- Brendan McDermid/Reuters
Millennials who invest are approaching investing quite differently from how their parents and grandparents did, a recent survey found.
The 2008 financial crisis, which happened as many in the 21 to 36 age bracket came of age, seared memories of traditional asset classes like stocks cratering and retirement savings being wiped out.
“I won’t say there’s a mistrust of fixed income or equities or anything paper-related,” said Joseph Quinlan, the chief investment strategist at US Trust, which surveyed over 800 high-net-worth adults with at least $3 million in investable assets. Millennials are just more interested in more “sophisticated” assets like structured products, venture capital, and private equity, the survey found.
Favoring other assets reflects a greater appetite for risk among millennials; seven in 10 that US Trust surveyed said they cared more about generating income for near-term financial goals like paying down debt than long-term capital appreciation.
Also, millennials have greater concern than older age groups about impact investing: buying into companies that would generate returns but also improve the environment and society. “They want to do good and well with their investments,” Quinlan said about the focus on both impact and return.
- US Trust
This is happening as the world pays more attention to issues like women’s rights and climate change, but also amid empirical studies that show gender-diverse firms outperform in the market and are less volatile.
That’s not to say millennials are shunning traditional investments like equity in public companies. But they’re not as eager to invest in plain-old stocks like baby boomers, which US Trust categorized as those aged 53 to 72.
The survey suggested that boomers are trying to make up for missing out on returns during the eight-year bull market, in which the benchmark S&P 500 has more than tripled.
However, that fear of missing out, even after the shock of the last crisis, may be driving boomers to also take on too much risk, US Trust said.

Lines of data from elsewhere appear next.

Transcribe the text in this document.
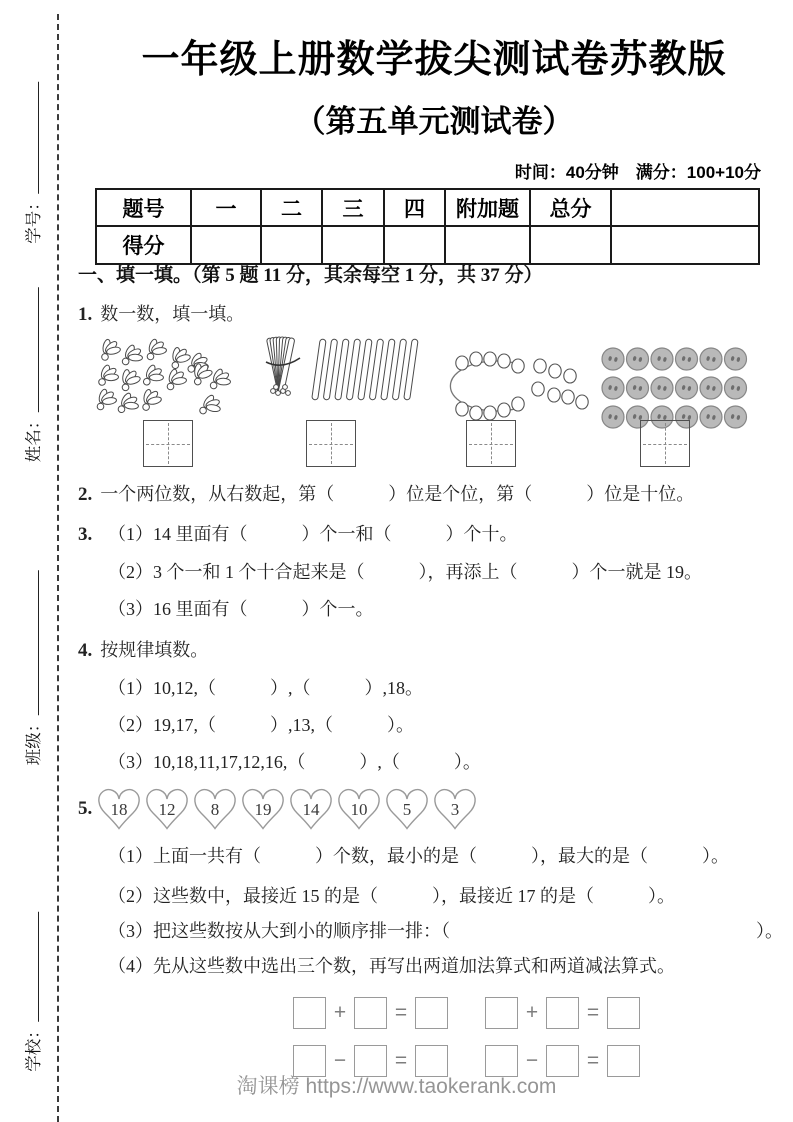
学号：
姓名：
班级：
学校：
一年级上册数学拔尖测试卷苏教版
（第五单元测试卷）
时间：40分钟　满分：100+10分
题号	一	二	三	四	附加题	总分	
得分							
一、填一填。（第 5 题 11 分，其余每空 1 分，共 37 分）
1. 数一数，填一填。
2. 一个两位数，从右数起，第（　　　）位是个位，第（　　　）位是十位。
3. （1）14 里面有（　　　）个一和（　　　）个十。
（2）3 个一和 1 个十合起来是（　　　），再添上（　　　）个一就是 19。
（3）16 里面有（　　　）个一。
4. 按规律填数。
（1）10,12,（　　　）,（　　　）,18。
（2）19,17,（　　　）,13,（　　　）。
（3）10,18,11,17,12,16,（　　　）,（　　　）。
5.	18 12 8 19 14 10 5 3
（1）上面一共有（　　　）个数，最小的是（　　　），最大的是（　　　）。
（2）这些数中，最接近 15 的是（　　　），最接近 17 的是（　　　）。
（3）把这些数按从大到小的顺序排一排：（　　　　　　　　　　　　　　　　　）。
（4）先从这些数中选出三个数，再写出两道加法算式和两道减法算式。
+ =	+ =
− =	− =
淘课榜 https://www.taokerank.com
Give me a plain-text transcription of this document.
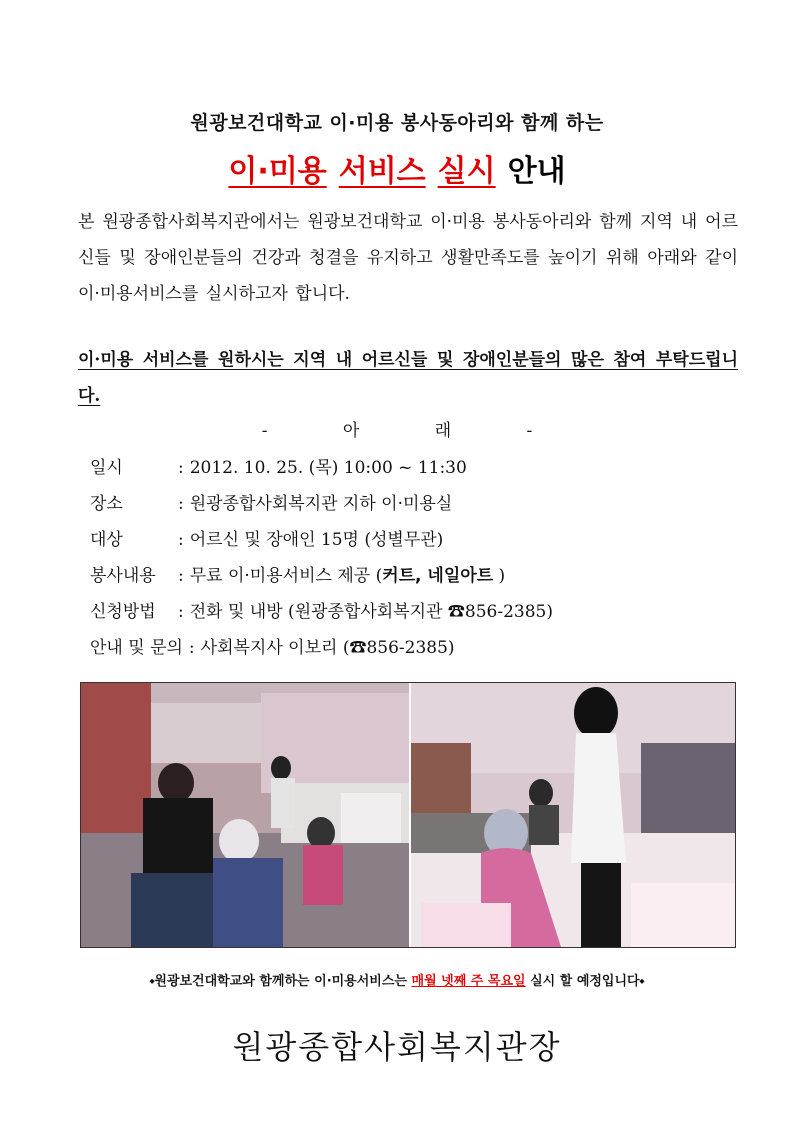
원광보건대학교 이·미용 봉사동아리와 함께 하는
이·미용 서비스 실시 안내
본 원광종합사회복지관에서는 원광보건대학교 이·미용 봉사동아리와 함께 지역 내 어르신들 및 장애인분들의 건강과 청결을 유지하고 생활만족도를 높이기 위해 아래와 같이 이·미용서비스를 실시하고자 합니다.
이·미용 서비스를 원하시는 지역 내 어르신들 및 장애인분들의 많은 참여 부탁드립니다.
- 아 래 -
일시	: 2012. 10. 25. (목) 10:00 ~ 11:30
장소	: 원광종합사회복지관 지하 이·미용실
대상	: 어르신 및 장애인 15명 (성별무관)
봉사내용	: 무료 이·미용서비스 제공 ( 커트, 네일아트 )
신청방법	: 전화 및 내방 (원광종합사회복지관 ☎856-2385)
안내 및 문의 : 사회복지사 이보리 (☎856-2385)
⬩원광보건대학교와 함께하는 이·미용서비스는 매월 넷째 주 목요일 실시 할 예정입니다⬩
원광종합사회복지관장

“We’ve all been trained or told that as we get closer to retirement, we’ll reallocate towards fixed income and cash and away from equities,” Quinlan said. But amid bond yields that are near the lowest level of their lifetimes, “we’re just not seeing that.”
Among the so-called Generation X, aged 37 to 52, “there is a psychology of wanting to own something that’s a harder asset … more tangible than, say, something on a screen.” That includes farmland, timber, and oil and gas properties.
As for perhaps the most popular, intangible asset class – bitcoin – Quinlan said he observed it as more of a curiosity than an investable asset that’s being committed to.